Portaltiga.com, SURABAYA – Setelah beberapa hari (18/05/2016) merilis hasil penelitian tentang kenakalan sexual anak. UMSurabaya melalui momentum hari kebangkitan nasional dan wisuda ke-38 berkomitmen untuk menjadikan seluruh wisudawan sebagai duta anti-kekerasan. Duta yang diharapkan ketika terjun di masyarakat mampu menjadi aktor yang mampu mereduksi tingginya angka kekerasan, terutama kekerasan terhadap anak.

Berdasarkan data yang dhimpun Komisi Perlindungan Anak Indonesia (KPAI), kekerasan pada anak selalu meningkat setiap tahun.

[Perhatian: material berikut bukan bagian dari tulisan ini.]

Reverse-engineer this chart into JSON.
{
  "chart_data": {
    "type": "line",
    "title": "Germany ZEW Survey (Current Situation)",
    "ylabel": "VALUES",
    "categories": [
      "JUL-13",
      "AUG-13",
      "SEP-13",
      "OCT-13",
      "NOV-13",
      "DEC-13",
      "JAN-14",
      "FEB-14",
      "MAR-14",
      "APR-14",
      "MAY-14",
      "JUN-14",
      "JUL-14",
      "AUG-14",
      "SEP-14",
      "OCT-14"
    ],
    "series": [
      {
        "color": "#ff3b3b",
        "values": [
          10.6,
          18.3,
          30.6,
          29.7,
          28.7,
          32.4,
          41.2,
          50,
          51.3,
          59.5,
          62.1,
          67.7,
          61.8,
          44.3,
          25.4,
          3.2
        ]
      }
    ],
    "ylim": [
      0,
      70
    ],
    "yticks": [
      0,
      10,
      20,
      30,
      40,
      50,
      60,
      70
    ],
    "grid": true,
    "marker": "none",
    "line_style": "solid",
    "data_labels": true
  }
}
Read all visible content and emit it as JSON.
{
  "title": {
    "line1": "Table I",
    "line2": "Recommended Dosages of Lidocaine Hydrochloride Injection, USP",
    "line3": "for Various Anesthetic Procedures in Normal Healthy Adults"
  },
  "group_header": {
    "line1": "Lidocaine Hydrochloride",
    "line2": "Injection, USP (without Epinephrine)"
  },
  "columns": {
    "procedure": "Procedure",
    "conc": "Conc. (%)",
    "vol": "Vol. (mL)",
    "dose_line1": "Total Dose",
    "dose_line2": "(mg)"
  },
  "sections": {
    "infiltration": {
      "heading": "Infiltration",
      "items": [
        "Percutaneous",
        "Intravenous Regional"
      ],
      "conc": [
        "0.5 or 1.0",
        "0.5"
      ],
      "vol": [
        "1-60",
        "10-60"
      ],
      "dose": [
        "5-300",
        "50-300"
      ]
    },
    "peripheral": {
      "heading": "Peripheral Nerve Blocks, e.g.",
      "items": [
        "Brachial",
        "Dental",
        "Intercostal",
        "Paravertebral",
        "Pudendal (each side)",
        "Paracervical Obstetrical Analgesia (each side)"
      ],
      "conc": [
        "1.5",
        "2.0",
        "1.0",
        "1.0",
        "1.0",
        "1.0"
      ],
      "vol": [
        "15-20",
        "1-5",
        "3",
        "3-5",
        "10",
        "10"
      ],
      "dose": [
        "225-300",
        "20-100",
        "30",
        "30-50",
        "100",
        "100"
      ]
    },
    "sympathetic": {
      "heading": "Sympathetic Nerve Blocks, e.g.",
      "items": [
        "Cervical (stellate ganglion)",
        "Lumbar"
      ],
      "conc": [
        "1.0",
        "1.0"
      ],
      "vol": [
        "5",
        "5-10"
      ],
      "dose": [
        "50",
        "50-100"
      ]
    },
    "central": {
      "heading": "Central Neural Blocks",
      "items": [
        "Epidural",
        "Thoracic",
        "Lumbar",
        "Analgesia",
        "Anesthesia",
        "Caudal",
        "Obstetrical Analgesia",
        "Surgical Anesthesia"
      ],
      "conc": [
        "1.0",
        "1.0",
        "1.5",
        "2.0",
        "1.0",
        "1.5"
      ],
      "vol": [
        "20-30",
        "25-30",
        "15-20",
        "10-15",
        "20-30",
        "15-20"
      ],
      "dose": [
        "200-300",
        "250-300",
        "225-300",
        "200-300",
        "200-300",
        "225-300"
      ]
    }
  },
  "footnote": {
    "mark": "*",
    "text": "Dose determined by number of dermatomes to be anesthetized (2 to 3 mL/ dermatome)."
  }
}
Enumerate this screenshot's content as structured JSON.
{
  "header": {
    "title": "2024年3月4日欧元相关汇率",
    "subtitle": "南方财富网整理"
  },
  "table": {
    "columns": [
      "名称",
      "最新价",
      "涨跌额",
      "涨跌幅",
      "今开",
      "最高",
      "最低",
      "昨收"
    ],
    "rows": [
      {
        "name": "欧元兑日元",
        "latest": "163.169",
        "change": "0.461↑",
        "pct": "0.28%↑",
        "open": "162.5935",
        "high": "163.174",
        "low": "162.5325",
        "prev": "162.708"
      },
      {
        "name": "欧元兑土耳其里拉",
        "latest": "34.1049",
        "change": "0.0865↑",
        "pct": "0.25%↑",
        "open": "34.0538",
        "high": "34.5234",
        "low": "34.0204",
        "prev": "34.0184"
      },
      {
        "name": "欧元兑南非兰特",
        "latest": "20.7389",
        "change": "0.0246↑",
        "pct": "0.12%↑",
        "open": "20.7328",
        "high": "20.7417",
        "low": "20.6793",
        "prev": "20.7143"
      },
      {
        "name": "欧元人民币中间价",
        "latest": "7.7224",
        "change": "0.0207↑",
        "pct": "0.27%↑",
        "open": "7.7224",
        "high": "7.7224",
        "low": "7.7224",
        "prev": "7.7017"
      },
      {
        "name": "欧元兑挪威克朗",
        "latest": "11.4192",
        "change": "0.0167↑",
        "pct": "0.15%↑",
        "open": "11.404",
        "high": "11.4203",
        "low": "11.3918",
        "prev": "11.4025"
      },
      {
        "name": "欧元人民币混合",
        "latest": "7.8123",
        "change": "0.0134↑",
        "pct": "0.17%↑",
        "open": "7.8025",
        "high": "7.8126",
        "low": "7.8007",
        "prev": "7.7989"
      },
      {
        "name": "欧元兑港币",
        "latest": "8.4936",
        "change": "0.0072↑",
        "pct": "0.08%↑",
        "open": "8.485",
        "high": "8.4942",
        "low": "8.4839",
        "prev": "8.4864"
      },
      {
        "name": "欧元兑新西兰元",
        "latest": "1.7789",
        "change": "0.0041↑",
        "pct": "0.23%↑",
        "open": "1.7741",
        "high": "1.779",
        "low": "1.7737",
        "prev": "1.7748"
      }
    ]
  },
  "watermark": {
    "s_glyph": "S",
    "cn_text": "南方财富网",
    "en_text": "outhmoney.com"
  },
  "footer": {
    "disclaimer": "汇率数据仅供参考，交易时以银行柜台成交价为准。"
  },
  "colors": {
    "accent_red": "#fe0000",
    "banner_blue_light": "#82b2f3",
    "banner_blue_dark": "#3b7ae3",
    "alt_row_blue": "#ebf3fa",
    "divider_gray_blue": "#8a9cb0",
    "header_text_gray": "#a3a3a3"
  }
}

Hasil pemantauan KPAI dari 2011 sampai 2014 terjadi peningkatan yang signifikan. Tahun 2011 terjadi 2.178 kasus kekerasan, 2012 ada 3.512 kasus 2013 ada 4.311 kasus, 2014 ada 5.066 kasus.

5 kasus tertinggi dengan jumlah kasus per bidang dari 2011 hingga April 2015. Pertama, anak berhadapan dengan hukum hingga April 2015 tercatat 6.006 kasus. Selanjutnya, kasus pengasuhan 3.160 kasus, pendidikan 1.764 kasus, kesehatan dan napza 1.366 kasus, serta pomografl dan cybercrime 1.032 kasus.

Rektor UMSurabaya, Dr. dr. Sukadiono, menyatakan bahwa wisuda kali ini begitu istimewa. Mengingat berbagai pencapain UMSurabaya, tercatat beberapa pencapaian dari akademik maupun non-akademik. Selain itu, persoalan kekerasan yang kondisinya sudah darurat tersebut harus membuat institusi pendidikan introspeksi diri.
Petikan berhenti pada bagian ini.